Abstract

This systematic review compares conventional Le-fort I advancement (CLO), anterior maxillary segmental distraction (AMD) and distraction osteogenesis of maxilla (DOM) for the treatment of cleft maxillary hypoplasia in terms of the amount of maxillary advancement achievable, relapse, residual velopharyngeal incompetence and soft tissue changes. All patients with maxillary hypoplasia secondary to cleft palate repair were taken into consideration irrespective of their gender, age and ethnic background. Literature research was done in databases PubMed, Ovid and Google scholar beta. From the original 429 articles identified, 17 articles were finally included, which passed the critical appraisal checklist and met the inclusion criteria.
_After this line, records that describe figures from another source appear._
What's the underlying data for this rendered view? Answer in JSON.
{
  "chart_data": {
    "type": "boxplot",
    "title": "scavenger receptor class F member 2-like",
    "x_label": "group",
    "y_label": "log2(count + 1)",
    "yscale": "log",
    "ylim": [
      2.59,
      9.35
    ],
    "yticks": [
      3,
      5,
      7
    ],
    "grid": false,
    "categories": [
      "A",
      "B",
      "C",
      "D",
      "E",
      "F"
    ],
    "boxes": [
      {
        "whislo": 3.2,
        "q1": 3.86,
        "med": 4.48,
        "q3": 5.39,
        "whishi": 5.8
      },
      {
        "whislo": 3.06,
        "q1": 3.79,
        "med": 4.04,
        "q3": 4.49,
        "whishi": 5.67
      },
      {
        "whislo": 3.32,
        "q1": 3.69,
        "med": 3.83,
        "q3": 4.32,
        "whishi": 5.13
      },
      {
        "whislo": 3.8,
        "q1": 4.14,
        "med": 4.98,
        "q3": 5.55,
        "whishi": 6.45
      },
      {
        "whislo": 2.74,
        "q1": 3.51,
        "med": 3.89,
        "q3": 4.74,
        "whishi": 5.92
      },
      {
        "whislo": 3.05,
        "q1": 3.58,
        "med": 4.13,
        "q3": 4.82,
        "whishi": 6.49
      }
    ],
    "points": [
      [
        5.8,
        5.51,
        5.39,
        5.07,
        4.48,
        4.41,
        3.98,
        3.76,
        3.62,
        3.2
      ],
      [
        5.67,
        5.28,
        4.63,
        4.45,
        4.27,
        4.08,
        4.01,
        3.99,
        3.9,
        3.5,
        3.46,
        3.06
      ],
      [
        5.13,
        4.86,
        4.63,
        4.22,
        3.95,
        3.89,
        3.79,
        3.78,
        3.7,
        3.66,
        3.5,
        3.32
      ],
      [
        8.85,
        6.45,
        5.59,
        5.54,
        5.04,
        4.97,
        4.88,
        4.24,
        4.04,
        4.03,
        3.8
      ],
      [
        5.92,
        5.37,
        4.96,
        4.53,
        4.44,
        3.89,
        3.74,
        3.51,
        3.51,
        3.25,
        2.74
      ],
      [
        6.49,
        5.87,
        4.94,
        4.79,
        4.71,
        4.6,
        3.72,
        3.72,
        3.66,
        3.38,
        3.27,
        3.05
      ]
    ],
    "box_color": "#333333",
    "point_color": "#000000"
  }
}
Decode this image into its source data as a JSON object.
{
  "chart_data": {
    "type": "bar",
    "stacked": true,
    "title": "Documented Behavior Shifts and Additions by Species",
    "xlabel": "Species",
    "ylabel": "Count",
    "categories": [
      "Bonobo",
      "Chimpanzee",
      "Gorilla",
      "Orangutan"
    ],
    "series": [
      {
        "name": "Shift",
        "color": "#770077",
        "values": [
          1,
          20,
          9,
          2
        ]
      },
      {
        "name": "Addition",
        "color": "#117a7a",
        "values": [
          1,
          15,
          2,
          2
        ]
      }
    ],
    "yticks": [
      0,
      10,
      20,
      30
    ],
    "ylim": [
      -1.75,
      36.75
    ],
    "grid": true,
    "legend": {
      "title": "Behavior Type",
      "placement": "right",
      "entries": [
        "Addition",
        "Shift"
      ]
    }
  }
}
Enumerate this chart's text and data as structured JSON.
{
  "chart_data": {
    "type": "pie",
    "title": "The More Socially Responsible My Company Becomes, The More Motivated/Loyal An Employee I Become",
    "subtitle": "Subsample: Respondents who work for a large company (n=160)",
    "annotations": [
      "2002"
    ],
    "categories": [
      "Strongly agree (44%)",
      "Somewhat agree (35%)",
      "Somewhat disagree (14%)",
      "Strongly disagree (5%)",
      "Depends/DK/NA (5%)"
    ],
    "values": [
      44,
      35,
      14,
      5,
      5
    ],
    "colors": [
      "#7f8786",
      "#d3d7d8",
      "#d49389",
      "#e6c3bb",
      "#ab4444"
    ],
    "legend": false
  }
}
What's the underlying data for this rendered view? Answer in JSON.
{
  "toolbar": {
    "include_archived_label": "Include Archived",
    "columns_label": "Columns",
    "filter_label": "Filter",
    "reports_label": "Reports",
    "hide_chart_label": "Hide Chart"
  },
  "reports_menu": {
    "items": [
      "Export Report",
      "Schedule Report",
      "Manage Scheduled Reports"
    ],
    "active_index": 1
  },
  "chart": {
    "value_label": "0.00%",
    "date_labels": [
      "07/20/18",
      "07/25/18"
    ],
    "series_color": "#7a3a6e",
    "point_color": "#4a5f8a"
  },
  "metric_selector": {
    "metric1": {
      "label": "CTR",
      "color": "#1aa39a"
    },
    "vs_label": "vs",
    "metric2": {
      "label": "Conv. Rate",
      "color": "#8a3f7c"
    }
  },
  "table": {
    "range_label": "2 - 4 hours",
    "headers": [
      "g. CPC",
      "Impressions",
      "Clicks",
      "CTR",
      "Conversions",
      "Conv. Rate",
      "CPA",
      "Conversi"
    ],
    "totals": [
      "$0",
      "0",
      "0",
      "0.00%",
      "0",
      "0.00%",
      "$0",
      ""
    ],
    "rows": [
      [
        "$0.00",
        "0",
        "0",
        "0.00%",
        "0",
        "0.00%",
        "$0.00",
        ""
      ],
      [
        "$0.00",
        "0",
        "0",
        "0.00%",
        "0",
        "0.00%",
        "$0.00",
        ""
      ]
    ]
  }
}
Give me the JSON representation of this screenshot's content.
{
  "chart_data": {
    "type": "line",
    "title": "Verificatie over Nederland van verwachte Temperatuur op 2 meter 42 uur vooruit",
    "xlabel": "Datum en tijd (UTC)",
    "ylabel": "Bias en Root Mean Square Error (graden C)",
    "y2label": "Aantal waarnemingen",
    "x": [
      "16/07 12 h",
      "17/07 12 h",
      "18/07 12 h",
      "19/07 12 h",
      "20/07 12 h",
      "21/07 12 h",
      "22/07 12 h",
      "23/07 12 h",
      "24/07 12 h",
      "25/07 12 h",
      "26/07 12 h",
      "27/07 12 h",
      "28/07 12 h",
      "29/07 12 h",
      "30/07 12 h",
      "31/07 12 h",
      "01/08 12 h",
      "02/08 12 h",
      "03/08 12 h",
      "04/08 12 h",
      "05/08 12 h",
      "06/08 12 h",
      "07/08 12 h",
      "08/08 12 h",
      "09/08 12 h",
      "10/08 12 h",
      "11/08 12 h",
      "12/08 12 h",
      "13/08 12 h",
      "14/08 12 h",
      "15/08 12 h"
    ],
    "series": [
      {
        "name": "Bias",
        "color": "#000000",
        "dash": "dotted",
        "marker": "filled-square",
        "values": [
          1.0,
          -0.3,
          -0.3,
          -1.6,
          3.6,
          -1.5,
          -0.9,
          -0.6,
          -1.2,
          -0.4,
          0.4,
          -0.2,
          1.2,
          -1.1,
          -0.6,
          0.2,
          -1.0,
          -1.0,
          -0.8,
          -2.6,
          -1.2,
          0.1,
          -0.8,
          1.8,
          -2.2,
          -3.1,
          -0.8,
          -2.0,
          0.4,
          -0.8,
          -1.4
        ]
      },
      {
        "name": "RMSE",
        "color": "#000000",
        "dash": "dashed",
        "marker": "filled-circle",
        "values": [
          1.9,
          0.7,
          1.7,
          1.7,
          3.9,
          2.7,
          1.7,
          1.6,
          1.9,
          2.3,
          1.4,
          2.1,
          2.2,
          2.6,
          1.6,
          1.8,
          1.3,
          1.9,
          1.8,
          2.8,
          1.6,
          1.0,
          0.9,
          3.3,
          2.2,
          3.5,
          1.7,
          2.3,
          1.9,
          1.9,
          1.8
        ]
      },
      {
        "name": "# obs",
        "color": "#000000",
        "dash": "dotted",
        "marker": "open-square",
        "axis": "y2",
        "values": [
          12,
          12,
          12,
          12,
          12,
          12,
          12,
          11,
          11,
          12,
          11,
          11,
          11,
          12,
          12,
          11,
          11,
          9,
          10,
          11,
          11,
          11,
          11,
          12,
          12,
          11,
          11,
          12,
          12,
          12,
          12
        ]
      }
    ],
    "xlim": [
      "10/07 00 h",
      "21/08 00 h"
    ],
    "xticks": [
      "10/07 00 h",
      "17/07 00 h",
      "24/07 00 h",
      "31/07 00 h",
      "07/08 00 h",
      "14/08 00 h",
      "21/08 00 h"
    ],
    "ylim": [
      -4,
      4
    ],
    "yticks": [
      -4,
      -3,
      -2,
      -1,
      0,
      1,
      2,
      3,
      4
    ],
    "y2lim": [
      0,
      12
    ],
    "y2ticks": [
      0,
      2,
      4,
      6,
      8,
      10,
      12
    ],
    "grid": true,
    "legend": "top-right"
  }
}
The mean advancement ranged from 6.59 mm to 16.5 mm for DOM, 6–14.28 mm for AMD and 5.17–7.2 mm for CLO. Relapse was 8.24%–45% for DOM, 4.6%–7% for AMD and 21.63%–63% for CLO. Velopharyngeal insufficiency increased significantly following Le-fort I advancement, while there was no significant change after anterior maxillary distraction and DOM. The ratio of soft tissue to hard tissue changes was greatest with AMD, followed by DOM and then CLO. Distraction osteogenesis of the maxilla and AMD are plausible treatment options for cleft maxillary advancement. Due to less stability and restricted amount of possible advancement, Le-fort I osteotomy should be reserved for minor skeletal discrepancies in cleft patients.